Alright folks, gather ’round! Let me tell you about my weekend deep dive: Djokovic vs. Alcaraz. Not the match, sadly, but a project inspired by it. I wanted to see if I could predict match outcomes using some basic data analysis. Sound ambitious? Maybe a little, but hey, gotta swing for the fences, right?

Phase 1: Data Gathering – The Grind Begins
First things first, I needed data. I scoured the web for past match results, focusing on Djokovic and Alcaraz individually, and their head-to-head matchups. I looked for stats like:
- Win/Loss records (obviously!)
- Tournament types (Grand Slams, Masters 1000, etc.)
- Surface type (clay, hard, grass)
- Ranking at the time of the match
- Aces, double faults, break point conversion rates (if available – this was trickier to find consistently)
I ended up cobbling together info from various tennis statistic sites. It was a bit of a manual slog, copying and pasting into a spreadsheet. Definitely not the most glamorous part of the process, but essential.
Phase 2: Data Cleaning – The Messy Reality
Okay, so I had my data. But it was a MESS. Inconsistent formatting, missing data points, different sites using different naming conventions… you name it. So, I dove in with my trusty spreadsheet software. I standardized the date formats, filled in missing ranking data where I could find it, and made sure the surface types were consistent (e.g., “Hard” vs. “Hard Court”). This part took longer than I expected – data cleaning always does!

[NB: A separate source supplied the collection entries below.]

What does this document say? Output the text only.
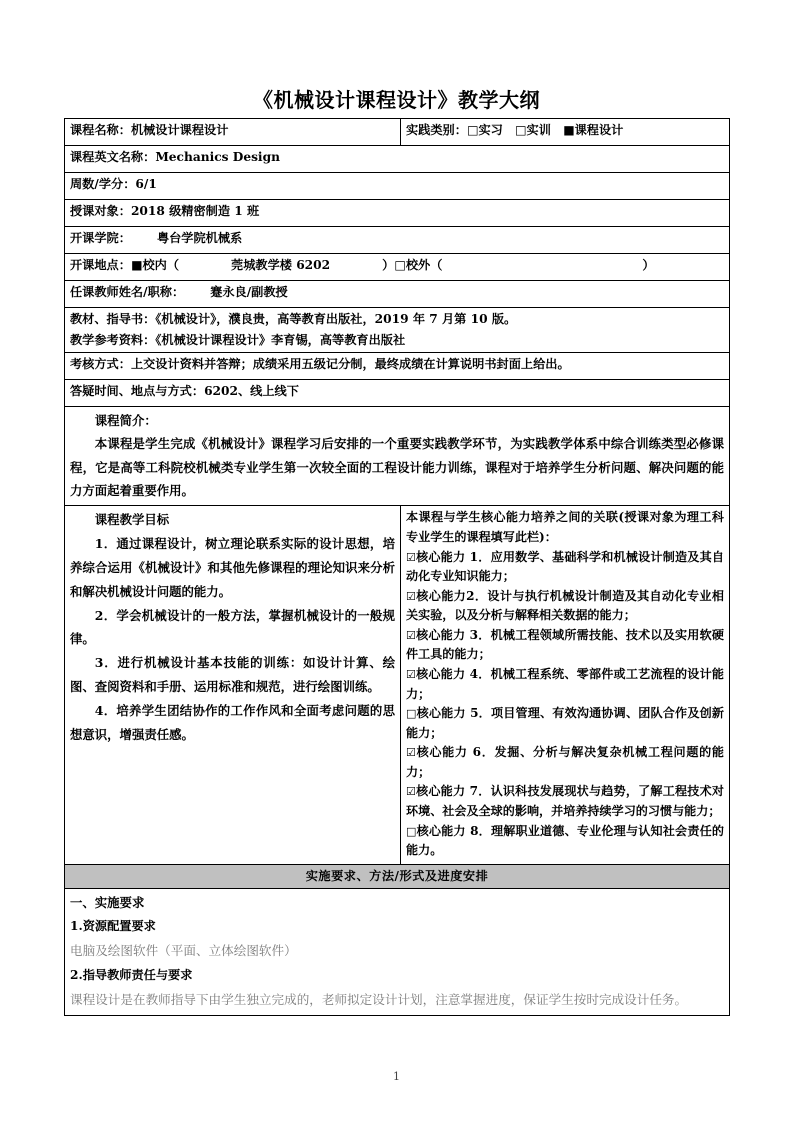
《机械设计课程设计》教学大纲
课程名称：机械设计课程设计	实践类别：□实习　□实训　■课程设计
课程英文名称：Mechanics Design	
周数/学分：6/1	
授课对象：2018 级精密制造 1 班	
开课学院： 粤台学院机械系	
开课地点：■校内（ 莞城教学楼 6202 ）□校外（ ）	
任课教师姓名/职称： 蹇永良/副教授	
教材、指导书：《机械设计》，濮良贵，高等教育出版社，2019 年 7 月第 10 版。	
教学参考资料：《机械设计课程设计》李育锡，高等教育出版社	
考核方式：上交设计资料并答辩；成绩采用五级记分制，最终成绩在计算说明书封面上给出。	
答疑时间、地点与方式：6202、线上线下	

课程简介：

本课程是学生完成《机械设计》课程学习后安排的一个重要实践教学环节，为实践教学体系中综合训练类型必修课程，它是高等工科院校机械类专业学生第一次较全面的工程设计能力训练，课程对于培养学生分析问题、解决问题的能力方面起着重要作用。	

课程教学目标

1．通过课程设计，树立理论联系实际的设计思想，培养综合运用《机械设计》和其他先修课程的理论知识来分析和解决机械设计问题的能力。

2．学会机械设计的一般方法，掌握机械设计的一般规律。

3．进行机械设计基本技能的训练：如设计计算、绘图、查阅资料和手册、运用标准和规范，进行绘图训练。

4．培养学生团结协作的工作作风和全面考虑问题的思想意识，增强责任感。

本课程与学生核心能力培养之间的关联(授课对象为理工科专业学生的课程填写此栏)：

☑核心能力 1．应用数学、基础科学和机械设计制造及其自动化专业知识能力；

☑核心能力2．设计与执行机械设计制造及其自动化专业相关实验，以及分析与解释相关数据的能力；

☑核心能力 3．机械工程领域所需技能、技术以及实用软硬件工具的能力；

☑核心能力 4．机械工程系统、零部件或工艺流程的设计能力；

□核心能力 5．项目管理、有效沟通协调、团队合作及创新能力；

☑核心能力 6．发掘、分析与解决复杂机械工程问题的能力；

☑核心能力 7．认识科技发展现状与趋势，了解工程技术对环境、社会及全球的影响，并培养持续学习的习惯与能力；

□核心能力 8．理解职业道德、专业伦理与认知社会责任的能力。

实施要求、方法/形式及进度安排	

一、实施要求

1.资源配置要求

电脑及绘图软件（平面、立体绘图软件）

2.指导教师责任与要求

课程设计是在教师指导下由学生独立完成的，老师拟定设计计划，注意掌握进度，保证学生按时完成设计任务。	

1
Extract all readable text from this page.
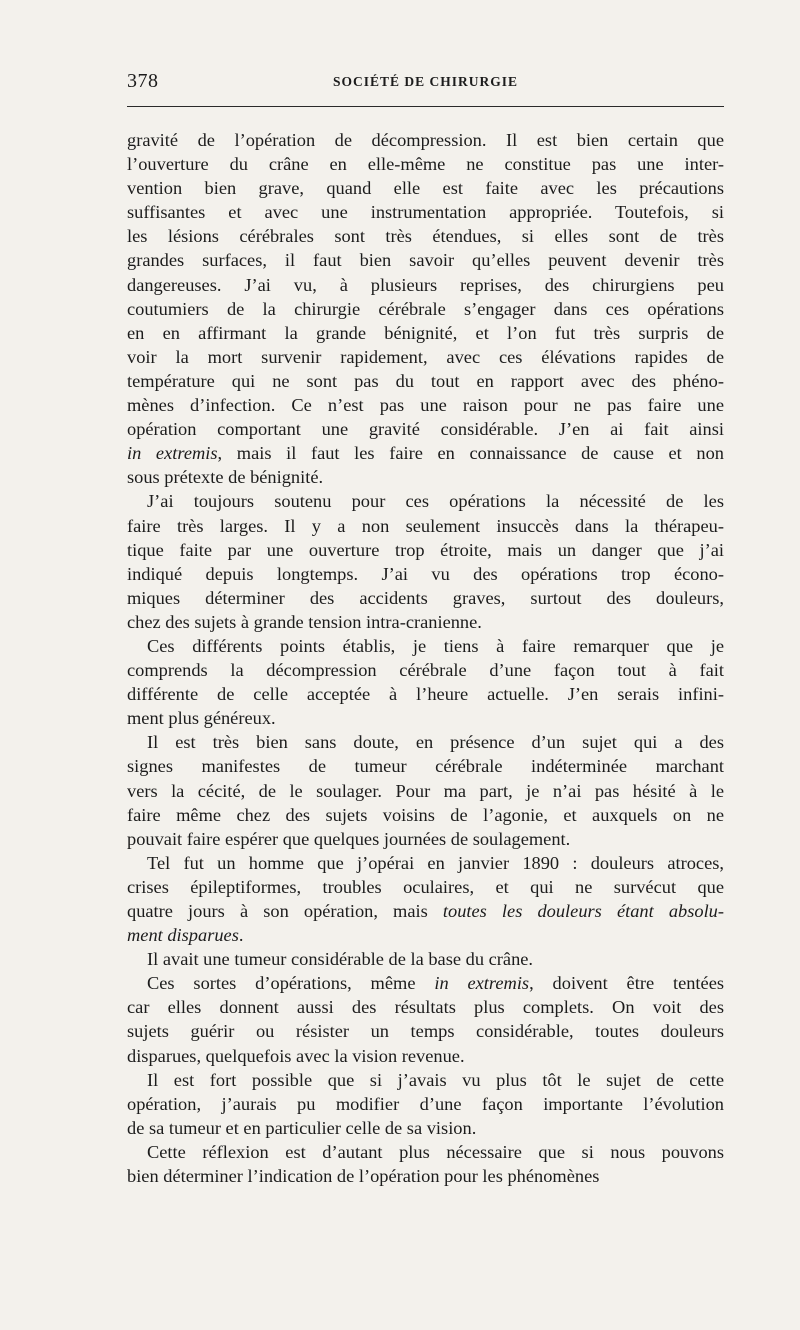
378	SOCIÉTÉ DE CHIRURGIE
gravité de l’opération de décompression. Il est bien certain que
l’ouverture du crâne en elle-même ne constitue pas une inter-
vention bien grave, quand elle est faite avec les précautions
suffisantes et avec une instrumentation appropriée. Toutefois, si
les lésions cérébrales sont très étendues, si elles sont de très
grandes surfaces, il faut bien savoir qu’elles peuvent devenir très
dangereuses. J’ai vu, à plusieurs reprises, des chirurgiens peu
coutumiers de la chirurgie cérébrale s’engager dans ces opérations
en en affirmant la grande bénignité, et l’on fut très surpris de
voir la mort survenir rapidement, avec ces élévations rapides de
température qui ne sont pas du tout en rapport avec des phéno-
mènes d’infection. Ce n’est pas une raison pour ne pas faire une
opération comportant une gravité considérable. J’en ai fait ainsi
in extremis, mais il faut les faire en connaissance de cause et non
sous prétexte de bénignité.
J’ai toujours soutenu pour ces opérations la nécessité de les
faire très larges. Il y a non seulement insuccès dans la thérapeu-
tique faite par une ouverture trop étroite, mais un danger que j’ai
indiqué depuis longtemps. J’ai vu des opérations trop écono-
miques déterminer des accidents graves, surtout des douleurs,
chez des sujets à grande tension intra-cranienne.
Ces différents points établis, je tiens à faire remarquer que je
comprends la décompression cérébrale d’une façon tout à fait
différente de celle acceptée à l’heure actuelle. J’en serais infini-
ment plus généreux.
Il est très bien sans doute, en présence d’un sujet qui a des
signes manifestes de tumeur cérébrale indéterminée marchant
vers la cécité, de le soulager. Pour ma part, je n’ai pas hésité à le
faire même chez des sujets voisins de l’agonie, et auxquels on ne
pouvait faire espérer que quelques journées de soulagement.
Tel fut un homme que j’opérai en janvier 1890 : douleurs atroces,
crises épileptiformes, troubles oculaires, et qui ne survécut que
quatre jours à son opération, mais toutes les douleurs étant absolu-
ment disparues.
Il avait une tumeur considérable de la base du crâne.
Ces sortes d’opérations, même in extremis, doivent être tentées
car elles donnent aussi des résultats plus complets. On voit des
sujets guérir ou résister un temps considérable, toutes douleurs
disparues, quelquefois avec la vision revenue.
Il est fort possible que si j’avais vu plus tôt le sujet de cette
opération, j’aurais pu modifier d’une façon importante l’évolution
de sa tumeur et en particulier celle de sa vision.
Cette réflexion est d’autant plus nécessaire que si nous pouvons
bien déterminer l’indication de l’opération pour les phénomènes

Phase 3: Feature Engineering – Time to Get Creative
Here’s where things got a little more interesting. I started thinking about what features might actually be predictive. I created some new columns in my spreadsheet based on the raw data:
- Ranking Difference: Djokovic’s ranking minus Alcaraz’s ranking. This gave me a single number representing the ranking disparity.
- Recent Form: I calculated a simple “win percentage” for each player over the past 10 matches.
- Surface Performance: I tried to calculate their win percentage on each surface type based on historical data. This was tough because the data wasn’t always readily available.
I knew these were pretty basic, but I figured it was a good starting point.
Phase 4: Simple Model Building – Baby Steps
I kept it super simple. I used the spreadsheet software’s built-in regression analysis tool. I set the match winner (Djokovic or Alcaraz) as the dependent variable and used my engineered features (ranking difference, recent form, surface performance) as the independent variables. I know, I know, it’s not some fancy machine learning algorithm, but I wanted to see if I could get any signal at all.
Phase 5: Results and (Mild) Disappointment
The results? Well, let’s just say I won’t be quitting my day job to become a professional tennis predictor. The model’s accuracy was… unimpressive. It was barely better than random guessing. The ranking difference seemed to have some influence, but the other features didn’t seem to matter much.
Learnings and Next Steps
So, what did I learn?

- Data quality is KING. Getting more accurate and complete data would be a HUGE improvement.
- Feature engineering is crucial. My features were pretty basic. I need to think about more nuanced factors (e.g., fatigue, head-to-head history on specific surfaces, etc.).
- I need to level up my modeling skills. Regression is a good start, but I should explore more advanced machine learning techniques.
I’m thinking of trying to pull data from a dedicated tennis API next time to see if I can improve the data gathering process. I’m also looking into learning some Python libraries like scikit-learn to build more sophisticated models.
Overall, it was a fun little project. Even though my predictions weren’t accurate, I learned a lot about data analysis and the challenges of predicting sports outcomes. It’s a marathon, not a sprint, right?